Il concetto del male nel Corano
Il lavoro affronta un tema delicato per due ragioni principalmente. In primo luogo perché affronta un problema che tocca nel più profondo dell'essere umano, quello del male e della sofferenza; problema che quindi riguarda innanzi tutto l'esperienza esistenziale umana e che è stato affrontato dal pensiero filosofico senza il dovuto rispetto per la componente reale del negativo, quella quotidiana ed esistenziale appunto. Infatti secondo il filosofo L. Pareyson la filosofia razionalistica, nel tentativo di definire il male in termini assoluti, ha sempre sacrificato la realtà del negativo (che include tanto il male etico- morale quanto la sofferenza fisica) alla sua comprensibilità, attenuandone e spesso annullandone la componente esistenziale. In secondo luogo il tema è delicato per il valore dell'oggetto d'analisi; il lavoro infatti si è svolto sul testo sacro di una tradizione religiosa che non mi appartiene, scritto in una lingua che non è la mia lingua naturale; perciò esiste sempre un certo pericolo di indiscrezione nel cercare di comprendere un testo che comunque è stato e rimane riferimento e fonte di speranze per una gran parte dell'umanità.

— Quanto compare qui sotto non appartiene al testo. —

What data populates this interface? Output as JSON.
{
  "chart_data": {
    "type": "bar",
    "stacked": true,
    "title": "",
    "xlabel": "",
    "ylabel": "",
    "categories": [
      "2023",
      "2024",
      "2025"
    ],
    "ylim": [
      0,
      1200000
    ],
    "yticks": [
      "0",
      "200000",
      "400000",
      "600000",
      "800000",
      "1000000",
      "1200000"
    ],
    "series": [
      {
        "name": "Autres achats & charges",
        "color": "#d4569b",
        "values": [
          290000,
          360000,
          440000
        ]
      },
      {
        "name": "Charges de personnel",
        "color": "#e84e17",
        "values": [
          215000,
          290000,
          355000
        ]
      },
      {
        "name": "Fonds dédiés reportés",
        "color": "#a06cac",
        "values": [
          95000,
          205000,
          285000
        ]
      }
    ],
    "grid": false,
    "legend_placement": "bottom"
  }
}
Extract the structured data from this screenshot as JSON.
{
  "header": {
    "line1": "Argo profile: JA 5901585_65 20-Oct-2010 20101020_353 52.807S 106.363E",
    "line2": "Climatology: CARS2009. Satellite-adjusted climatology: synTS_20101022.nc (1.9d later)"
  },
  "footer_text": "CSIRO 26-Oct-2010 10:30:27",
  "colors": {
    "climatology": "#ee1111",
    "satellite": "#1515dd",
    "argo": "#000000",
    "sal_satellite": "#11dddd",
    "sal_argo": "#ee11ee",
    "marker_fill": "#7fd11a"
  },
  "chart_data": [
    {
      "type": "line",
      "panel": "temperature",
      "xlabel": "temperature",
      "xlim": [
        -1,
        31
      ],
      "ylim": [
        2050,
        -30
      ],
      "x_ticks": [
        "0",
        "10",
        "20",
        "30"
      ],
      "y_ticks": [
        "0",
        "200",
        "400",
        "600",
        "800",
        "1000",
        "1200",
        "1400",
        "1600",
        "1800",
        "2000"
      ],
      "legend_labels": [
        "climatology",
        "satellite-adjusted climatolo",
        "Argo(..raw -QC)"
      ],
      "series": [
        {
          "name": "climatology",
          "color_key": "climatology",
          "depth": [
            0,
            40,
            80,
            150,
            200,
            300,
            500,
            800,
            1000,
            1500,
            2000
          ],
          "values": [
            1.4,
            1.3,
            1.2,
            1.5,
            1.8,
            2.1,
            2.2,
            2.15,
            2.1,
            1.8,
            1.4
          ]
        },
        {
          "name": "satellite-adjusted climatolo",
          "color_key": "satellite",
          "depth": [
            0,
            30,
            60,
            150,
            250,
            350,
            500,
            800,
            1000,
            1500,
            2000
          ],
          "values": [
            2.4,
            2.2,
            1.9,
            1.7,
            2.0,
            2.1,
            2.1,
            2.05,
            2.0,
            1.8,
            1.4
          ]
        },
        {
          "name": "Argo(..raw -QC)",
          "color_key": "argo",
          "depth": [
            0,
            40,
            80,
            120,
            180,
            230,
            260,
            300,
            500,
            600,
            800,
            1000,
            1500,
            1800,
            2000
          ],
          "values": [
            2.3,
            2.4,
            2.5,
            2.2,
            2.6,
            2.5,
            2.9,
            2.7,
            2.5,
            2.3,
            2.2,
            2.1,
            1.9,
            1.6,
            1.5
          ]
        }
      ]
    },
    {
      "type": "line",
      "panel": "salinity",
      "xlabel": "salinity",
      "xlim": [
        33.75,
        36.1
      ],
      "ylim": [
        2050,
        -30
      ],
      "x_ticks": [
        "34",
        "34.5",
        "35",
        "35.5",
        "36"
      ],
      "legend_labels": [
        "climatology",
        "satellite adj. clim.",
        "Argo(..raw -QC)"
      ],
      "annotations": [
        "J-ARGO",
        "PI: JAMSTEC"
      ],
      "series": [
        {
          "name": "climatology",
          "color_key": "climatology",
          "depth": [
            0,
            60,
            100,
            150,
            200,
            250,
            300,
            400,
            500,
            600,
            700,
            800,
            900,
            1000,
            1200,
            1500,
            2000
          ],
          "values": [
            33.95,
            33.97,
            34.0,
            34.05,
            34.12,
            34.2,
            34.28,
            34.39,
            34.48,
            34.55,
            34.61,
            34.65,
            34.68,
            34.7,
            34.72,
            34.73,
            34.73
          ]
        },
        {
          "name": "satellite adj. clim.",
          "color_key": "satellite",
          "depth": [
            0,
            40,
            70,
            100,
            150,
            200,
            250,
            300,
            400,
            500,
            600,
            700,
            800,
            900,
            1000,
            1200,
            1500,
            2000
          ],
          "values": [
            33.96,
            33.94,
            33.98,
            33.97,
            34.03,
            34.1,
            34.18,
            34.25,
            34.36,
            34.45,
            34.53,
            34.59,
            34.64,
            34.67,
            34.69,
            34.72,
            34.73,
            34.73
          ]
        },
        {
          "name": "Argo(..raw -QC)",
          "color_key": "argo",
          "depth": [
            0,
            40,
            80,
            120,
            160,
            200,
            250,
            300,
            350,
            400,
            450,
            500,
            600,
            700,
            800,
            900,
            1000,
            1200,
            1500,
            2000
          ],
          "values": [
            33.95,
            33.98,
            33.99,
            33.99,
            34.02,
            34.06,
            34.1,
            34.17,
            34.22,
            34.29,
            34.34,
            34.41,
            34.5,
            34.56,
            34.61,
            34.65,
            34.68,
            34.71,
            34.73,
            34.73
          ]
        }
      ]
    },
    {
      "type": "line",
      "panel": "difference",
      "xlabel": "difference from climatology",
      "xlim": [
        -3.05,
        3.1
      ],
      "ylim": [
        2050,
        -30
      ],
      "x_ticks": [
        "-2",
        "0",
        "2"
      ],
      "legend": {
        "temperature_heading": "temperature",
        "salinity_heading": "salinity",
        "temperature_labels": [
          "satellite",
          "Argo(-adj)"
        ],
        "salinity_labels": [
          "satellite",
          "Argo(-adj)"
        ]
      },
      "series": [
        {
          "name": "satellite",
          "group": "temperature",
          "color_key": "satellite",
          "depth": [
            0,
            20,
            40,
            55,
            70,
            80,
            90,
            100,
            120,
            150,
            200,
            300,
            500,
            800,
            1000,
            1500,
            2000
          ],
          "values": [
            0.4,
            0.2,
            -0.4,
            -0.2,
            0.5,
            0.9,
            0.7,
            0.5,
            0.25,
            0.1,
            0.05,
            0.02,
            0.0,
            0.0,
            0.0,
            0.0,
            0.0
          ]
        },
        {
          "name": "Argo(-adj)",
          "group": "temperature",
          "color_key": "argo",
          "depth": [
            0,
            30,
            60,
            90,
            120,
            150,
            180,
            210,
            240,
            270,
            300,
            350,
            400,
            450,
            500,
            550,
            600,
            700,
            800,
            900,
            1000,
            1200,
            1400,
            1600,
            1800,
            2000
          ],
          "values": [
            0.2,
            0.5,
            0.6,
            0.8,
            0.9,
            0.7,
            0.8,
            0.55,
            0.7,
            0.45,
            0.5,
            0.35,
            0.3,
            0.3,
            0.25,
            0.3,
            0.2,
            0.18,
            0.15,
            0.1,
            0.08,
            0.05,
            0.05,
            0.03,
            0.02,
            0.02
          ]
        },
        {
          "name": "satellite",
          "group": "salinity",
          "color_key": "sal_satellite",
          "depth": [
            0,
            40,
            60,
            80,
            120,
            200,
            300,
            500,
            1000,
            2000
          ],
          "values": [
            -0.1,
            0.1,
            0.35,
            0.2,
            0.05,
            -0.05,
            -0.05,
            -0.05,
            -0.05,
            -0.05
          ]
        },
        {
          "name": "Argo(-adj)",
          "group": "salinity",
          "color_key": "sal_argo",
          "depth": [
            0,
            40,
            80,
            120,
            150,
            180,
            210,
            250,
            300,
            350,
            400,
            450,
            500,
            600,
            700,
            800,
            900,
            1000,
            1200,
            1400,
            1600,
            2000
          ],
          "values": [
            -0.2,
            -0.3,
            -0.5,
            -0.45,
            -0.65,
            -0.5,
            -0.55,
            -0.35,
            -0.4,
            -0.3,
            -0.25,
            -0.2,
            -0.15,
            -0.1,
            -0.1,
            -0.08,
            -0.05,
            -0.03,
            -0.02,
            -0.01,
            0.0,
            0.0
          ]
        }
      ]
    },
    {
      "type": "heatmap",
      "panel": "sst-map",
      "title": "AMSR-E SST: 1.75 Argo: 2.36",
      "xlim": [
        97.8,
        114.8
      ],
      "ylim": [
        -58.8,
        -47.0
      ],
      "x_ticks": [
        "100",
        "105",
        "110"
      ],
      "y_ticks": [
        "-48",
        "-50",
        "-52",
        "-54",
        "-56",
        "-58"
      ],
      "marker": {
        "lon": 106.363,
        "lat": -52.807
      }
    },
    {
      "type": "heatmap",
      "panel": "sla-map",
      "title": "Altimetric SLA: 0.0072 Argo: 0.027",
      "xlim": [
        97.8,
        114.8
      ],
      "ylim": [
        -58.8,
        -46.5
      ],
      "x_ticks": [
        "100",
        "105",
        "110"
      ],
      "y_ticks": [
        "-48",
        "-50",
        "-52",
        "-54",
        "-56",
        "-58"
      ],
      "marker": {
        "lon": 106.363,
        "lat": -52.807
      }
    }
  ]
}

Il lavoro inizia con un'analisi di quelle che si possono considerare le origini del male secondo il Corano; lo si farà confrontando il racconto biblico della genesi con quello coranico per far emergere differenze fondamentali importanti per lo sviluppo del tema in questione. Si vedrà infatti che una piccola differenza nel racconto della caduta di Adamo ed Eva si ripercuote sul concetto del male di quest'altro monoteismo, se non addirtittura sull'intera concezione di ordine e disordine cosmico che caratterizza la spiegazione della tradizione cristiana al male. Ci si concentrerà pure sull'apparentemente (perché forse lo è solo ad un orecchio giudeo-cristiano) ambiguo rapporto che sembra esistere tra il Dio coranico ed il male che tocca l'uomo, che si tratti di una calamità o finanché di quel male etico-morale che porta l'uomo ad allontanarsi dalla guida divina. Nel fare questo si affronterà inevitabilmente la questione di libero arbitrio e divino arbitrio che ha diviso le scuole teologiche islamiche medievali, sottolineando in particolare quanto sia inopportuna, anche alla luce della posizione scuola teologica più determinista e sopratutto della piu ampia concezione di onnipotenza divina, l'accusa di fatalismo spesso rivolta al testo sacro dell'Islam. Per finire si approfondirà, nel terzo ed ultimo capitolo, la figura di Iblis, il Satana del Corano, e l'indefinibile rapporto che sembra esserci tra l'angelo ribelle e l'Onnipotente, terminando con le piu sconvolgenti interpretazioni (sopratutto ad un orecchio abituato alla figura diabolica biblica) del suo atto ribelle che lo stesso testo sacro sembra permettere in alcuni suoi passi analizzati anche dal punto di vista linguistico. Il lavoro, in altre parole, vuole presentare una questione, non intendendo di certo risolverla, che ad ora è stata affrontata da un unico lavoro in italiano (a cui ci si è in parte ispirati nella scelta dei passi coranici) che per quanto sia esaustivo nel presentare le fonti, sopratutto i commentari coranici (tafsir), mantenga una posizione prevalentemente fatalistica non condivisa da nessuno dei credenti musulmani (pure laureati in scienze islamiche ad Al-Azhar, la più prestigiosa sede di elaborazione del pensiero islamico sunnita) a cui ho domandato l'interpretazione di alcuni passi usati impropriamente per sostenere la tesi fatalista.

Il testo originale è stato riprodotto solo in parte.